Ensuite, ces jeunes n’ont pas le suffrage des urnes. Ils ne portent pas, sur la poitrine, les symboles tricolores de l’Administration territoriale, centrale, des collectivités locales ou du Parlement. Leur légitimité relève d’un devoir de vigilance sur toute la gestion du bien public et la demande démocratique. Un groupe de rap dit clairement : « c’est la rue qui nous a élus ». C’est dans une chanson, certes, mais, c’est une posture qui traduit un état d’esprit. Intimement, un rappeur parle et se comporte en représentant d’un courant rebelle à l’ordre, aux conspirations voire, de manière générique, les immobilismes politiques, sociaux, économiques, etc. Il n’est pas un conservateur englué dans les canaux traditionnels de compromis sociaux, les compromissions économiques et les dérives politiques.

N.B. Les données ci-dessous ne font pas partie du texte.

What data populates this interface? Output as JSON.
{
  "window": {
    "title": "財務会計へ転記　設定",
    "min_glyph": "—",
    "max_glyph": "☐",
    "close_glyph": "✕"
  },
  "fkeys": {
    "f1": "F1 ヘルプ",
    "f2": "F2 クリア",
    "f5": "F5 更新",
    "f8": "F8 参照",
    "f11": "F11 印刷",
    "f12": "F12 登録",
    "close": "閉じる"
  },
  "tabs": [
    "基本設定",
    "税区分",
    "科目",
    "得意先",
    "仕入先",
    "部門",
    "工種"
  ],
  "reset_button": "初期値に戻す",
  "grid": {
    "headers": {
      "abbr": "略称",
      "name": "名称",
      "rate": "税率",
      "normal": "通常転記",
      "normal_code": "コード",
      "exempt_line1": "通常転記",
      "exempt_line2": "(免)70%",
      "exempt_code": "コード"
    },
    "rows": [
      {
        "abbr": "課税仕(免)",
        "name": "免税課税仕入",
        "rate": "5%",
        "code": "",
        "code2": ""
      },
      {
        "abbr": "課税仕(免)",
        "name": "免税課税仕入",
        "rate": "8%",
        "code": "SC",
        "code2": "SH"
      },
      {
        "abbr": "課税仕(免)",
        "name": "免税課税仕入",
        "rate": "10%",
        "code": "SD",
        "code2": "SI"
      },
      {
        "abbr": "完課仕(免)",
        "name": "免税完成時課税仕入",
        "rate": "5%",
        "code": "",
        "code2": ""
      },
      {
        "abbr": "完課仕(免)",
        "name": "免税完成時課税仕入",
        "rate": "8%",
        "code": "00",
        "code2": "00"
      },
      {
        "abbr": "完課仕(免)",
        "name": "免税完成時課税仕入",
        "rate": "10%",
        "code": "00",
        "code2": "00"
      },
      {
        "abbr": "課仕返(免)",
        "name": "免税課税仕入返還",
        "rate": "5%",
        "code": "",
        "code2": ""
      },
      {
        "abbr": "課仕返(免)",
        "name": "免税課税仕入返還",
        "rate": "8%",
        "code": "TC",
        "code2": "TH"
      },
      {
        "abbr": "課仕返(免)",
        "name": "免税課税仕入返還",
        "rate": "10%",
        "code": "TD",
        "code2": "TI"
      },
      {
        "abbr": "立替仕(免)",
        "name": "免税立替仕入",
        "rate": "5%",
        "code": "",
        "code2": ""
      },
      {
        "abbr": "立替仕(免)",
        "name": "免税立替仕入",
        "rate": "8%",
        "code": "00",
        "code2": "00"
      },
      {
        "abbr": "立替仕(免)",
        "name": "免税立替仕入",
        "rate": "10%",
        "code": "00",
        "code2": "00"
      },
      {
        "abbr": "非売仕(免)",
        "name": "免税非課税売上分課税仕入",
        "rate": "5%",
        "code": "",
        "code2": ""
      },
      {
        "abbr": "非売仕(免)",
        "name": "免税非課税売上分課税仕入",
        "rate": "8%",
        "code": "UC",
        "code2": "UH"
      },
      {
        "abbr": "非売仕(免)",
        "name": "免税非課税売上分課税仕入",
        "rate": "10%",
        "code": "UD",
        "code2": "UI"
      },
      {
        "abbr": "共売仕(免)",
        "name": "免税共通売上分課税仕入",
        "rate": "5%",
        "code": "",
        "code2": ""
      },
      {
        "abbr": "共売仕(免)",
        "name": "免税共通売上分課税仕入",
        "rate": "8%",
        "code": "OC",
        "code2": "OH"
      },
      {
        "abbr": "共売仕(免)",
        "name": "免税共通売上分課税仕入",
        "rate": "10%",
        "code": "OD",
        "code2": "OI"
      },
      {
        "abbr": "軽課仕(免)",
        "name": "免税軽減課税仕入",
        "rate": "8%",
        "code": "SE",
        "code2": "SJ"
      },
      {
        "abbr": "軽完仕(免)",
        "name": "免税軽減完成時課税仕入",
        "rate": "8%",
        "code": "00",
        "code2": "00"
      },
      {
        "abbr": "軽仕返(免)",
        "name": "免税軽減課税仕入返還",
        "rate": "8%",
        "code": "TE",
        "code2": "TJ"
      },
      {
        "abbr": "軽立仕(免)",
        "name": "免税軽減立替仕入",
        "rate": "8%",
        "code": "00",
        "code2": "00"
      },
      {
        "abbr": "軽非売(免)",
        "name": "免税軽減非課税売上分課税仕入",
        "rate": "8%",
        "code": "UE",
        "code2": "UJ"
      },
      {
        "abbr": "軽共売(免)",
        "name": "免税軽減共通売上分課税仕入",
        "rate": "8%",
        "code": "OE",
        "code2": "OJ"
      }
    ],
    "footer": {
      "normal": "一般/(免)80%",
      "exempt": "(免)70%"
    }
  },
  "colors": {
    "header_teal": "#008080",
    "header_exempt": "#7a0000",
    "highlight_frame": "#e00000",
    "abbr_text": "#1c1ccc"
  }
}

Y en marre s’est jeté dans l’espace public avec la trompette du « Daas fanaanal » (campagne d’incitation à l’inscription sur les listes électorales). Le barrage à un troisième mandat du président Wade est venu garnir le tableau de griefs. En se massifiant, surtout avec des antennes locales et des actions d’utilité publique (assainissement, don de sang…), Y en a marre a suscité l’envie des politiques. Ceux-ci y voient une locomotive pour leurs grandes mobilisations. L’opposition, réunie au sein du CPA, a eu de la peine à faire sortir les Sénégalais dans la rue à la veille du démarrage de la campagne pour la présidentielle de 2007. La formule, très imagée, qui traduit l’impuissance des nouveaux opposants face à l’opposant historique fait florès : « Il n’y a pas un Wade face à Wade ». Ce n’est pas simplement une affaire d’homme, mais de style. Le Front Siggil Sénégal puis Bennoo n’ont pas fait mieux, hormis l’éclaircie des Locales de 2009. Une opposition, c’est une complicité avec les électeurs et, dans une large mesure, les foules, y compris dans leur passion hypnotique décryptée par les philosophes. Il était fait à Wade la querelle de n’être que le représentant des gamins n’ayant pas l’âge de voter. Son discours et se ténacité ont habité les cœurs de ces jeunes ayant connu une année blanche en 1988, une session unique en 1993 puis une année invalidée en 1994. Cette génération des Diagne Fada et Chaka, la fameux élève-leader de grèves au lycée Blaise Diagne, s’est forgée dans l’adversité. En 2000, les gamins ont grandi et ont perçu la nécessité de voter. Le Parti socialiste et ses alliés, alors au pouvoir, ont été en retard d’un argument pour enrôler ces Sénégalais nés dans un contexte de sécheresse, d’ajustements structurels, d’ajustements structurels renforcés marqués par l’effondrement des secteurs sociaux comme l’éducation et la santé, de plan d’urgence Sakho-Loum avec les coupes sur les salaires, les revendications liées aux Impôts sur les revenus et les personnes physiques (IRPP). Indice de complicité avec la rue : l’entrée de Wade dans le Gouvernement élargi à l’opposition vide la rue de ses mécontents.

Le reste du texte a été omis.